Er fand es aufschlussreich, dass die Katze nach ihrem Verschwinden aus Stockport Hall noch in ein anderes Haus eingebrochen war. Wie sein Kammerdiener ihm versichert hatte, fehlte trotz der auffälligen Unordnung im Herrenschlafzimmer nichts von Wert. Weder die mit Diamanten besetzte Krawattennadel noch die Taschenuhr oder die goldenen Manschettenknöpfe waren verschwunden.

Unwillkürlich runzelte er die Stirn. Die Katze hatte behauptet, sie stehle nur, um den Armen zu helfen. Wenn das stimmte, waren all die wertvollen Dinge, die sie den Reichen fortnahm, ihr nur dann von Nutzen, wenn sie sie zu Geld machen konnte. Daher erschien es sinnvoll herauszufinden, wer die geraubten Güter ankaufte.

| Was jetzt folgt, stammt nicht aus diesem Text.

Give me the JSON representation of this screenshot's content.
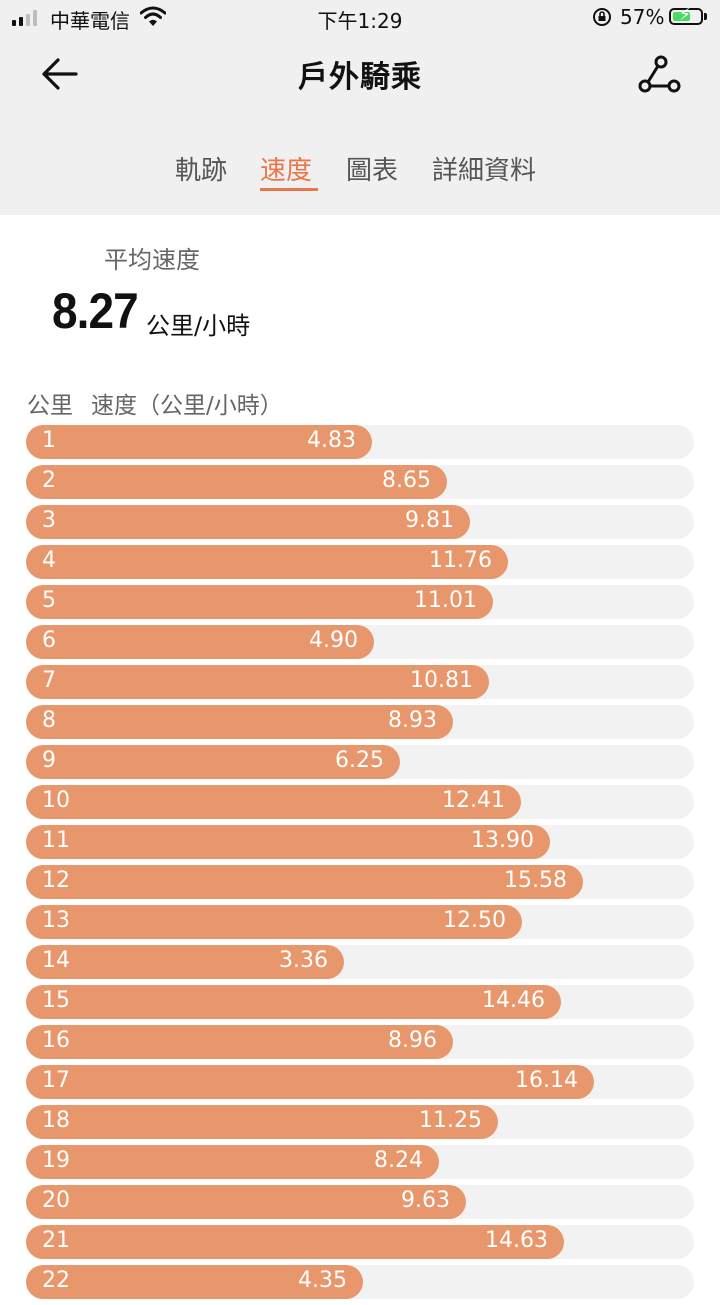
{
  "status_bar": {
    "carrier": "中華電信",
    "time": "下午1:29",
    "battery_percent": "57%",
    "battery_level": 0.57,
    "icons": [
      "signal-icon",
      "wifi-icon",
      "rotation-lock-icon",
      "battery-charging-icon"
    ]
  },
  "nav": {
    "title": "戶外騎乘",
    "back_icon": "arrow-left-icon",
    "route_icon": "route-icon"
  },
  "tabs": [
    {
      "label": "軌跡",
      "active": false
    },
    {
      "label": "速度",
      "active": true
    },
    {
      "label": "圖表",
      "active": false
    },
    {
      "label": "詳細資料",
      "active": false
    }
  ],
  "colors": {
    "accent": "#e8774a",
    "bar": "#e8966b",
    "track": "#f2f2f2",
    "header_bg": "#f0f0f0"
  },
  "summary": {
    "label": "平均速度",
    "value": "8.27",
    "unit": "公里/小時"
  },
  "list": {
    "col_km": "公里",
    "col_speed": "速度（公里/小時）",
    "rows": [
      {
        "km": "1",
        "speed": "4.83"
      },
      {
        "km": "2",
        "speed": "8.65"
      },
      {
        "km": "3",
        "speed": "9.81"
      },
      {
        "km": "4",
        "speed": "11.76"
      },
      {
        "km": "5",
        "speed": "11.01"
      },
      {
        "km": "6",
        "speed": "4.90"
      },
      {
        "km": "7",
        "speed": "10.81"
      },
      {
        "km": "8",
        "speed": "8.93"
      },
      {
        "km": "9",
        "speed": "6.25"
      },
      {
        "km": "10",
        "speed": "12.41"
      },
      {
        "km": "11",
        "speed": "13.90"
      },
      {
        "km": "12",
        "speed": "15.58"
      },
      {
        "km": "13",
        "speed": "12.50"
      },
      {
        "km": "14",
        "speed": "3.36"
      },
      {
        "km": "15",
        "speed": "14.46"
      },
      {
        "km": "16",
        "speed": "8.96"
      },
      {
        "km": "17",
        "speed": "16.14"
      },
      {
        "km": "18",
        "speed": "11.25"
      },
      {
        "km": "19",
        "speed": "8.24"
      },
      {
        "km": "20",
        "speed": "9.63"
      },
      {
        "km": "21",
        "speed": "14.63"
      },
      {
        "km": "22",
        "speed": "4.35"
      }
    ]
  }
}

Bradleys aufgeregte Stimme riss ihn aus seinen Gedanken. „Ich bin es leid, mein Hab und Gut zu bewachen. Ich will, dass der Übeltäter gefasst und gehängt wird. Das ist der Hauptgrund meines Besuchs. Ich möchte, dass Sie mich bei meinen Nachforschungen unterstützen, Mylord. Wir müssen The Cat schnappen. Lange genug haben wir dem Treiben dieses Schurken tatenlos zugeschaut.“

„Wie ich bei unserem Gespräch gestern wohl ausreichend betont habe, möchte auch ich, dass der Dieb erwischt wird. Leider habe ich keine Ahnung, wo wir unsere Suche beginnen sollen. Niemand weiß, wie der Einbrecher aussieht.“ Niemand, außer mir … Allerdings hatte er versäumt, der Katze diese Halbmaske vom Gesicht zu reißen.

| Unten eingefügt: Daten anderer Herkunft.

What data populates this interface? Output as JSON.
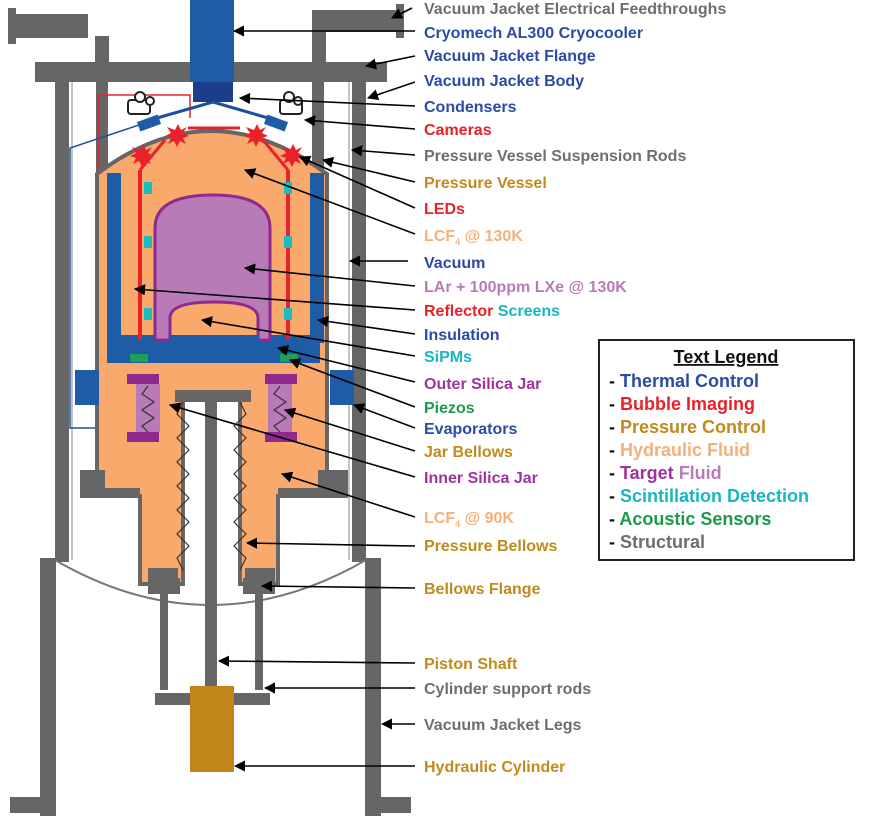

„Nun, es gibt durchaus ein paar Anhaltspunkte. Erstens: The Cat lebt in unserer Nachbarschaft und kennt sich hier aus. Wie sonst hätte er in so kurzer Zeit alle wohlhabenden Bewohner von Stockport-on-the-Medlock bestehlen können, die den Fabrikbau unterstützen?“

Brandon nickte zustimmend.

„Zweitens: Da die Einbrüche erst vor ein paar Wochen begonnen haben, können wir annehmen, dass der Übeltäter noch nicht lange hier wohnt.“

„Dann stellt sich die Frage, wer vor ein paar Wochen nach Stockport-on-the-Medlock gezogen ist.“

„Ja …“ Der Squire runzelte die Stirn. „Seit wir mit dem Bau der Fabrik begonnen haben, sind eine Menge neuer Gesichter hier aufgetaucht. Arbeiter, Aufseher, Baumeister, Investoren und andere.“

„Wenn es so viele sind, dass wir nicht über alle Informationen einholen können, dann müssen wir uns über das Motiv des Einbrechers Gedanken machen.“ Brandon wünschte, dieses Gespräch wäre endlich vorüber. Jede Erwähnung der Katze hatte zur Folge, dass sich bei ihm unterhalb der Gürtellinie etwas regte. Das war faszinierend und erschreckend zugleich. Er räusperte sich. „Das heißt, wir müssen herausfinden, warum der Dieb sich nur für eine bestimmte Gruppe von Menschen interessiert. Vielleicht, weil er etwas gegen die Fabrik hat und glaubt, dass sie Menschen arbeitslos macht?“

„Was für ein Unsinn“, widersprach Bradley.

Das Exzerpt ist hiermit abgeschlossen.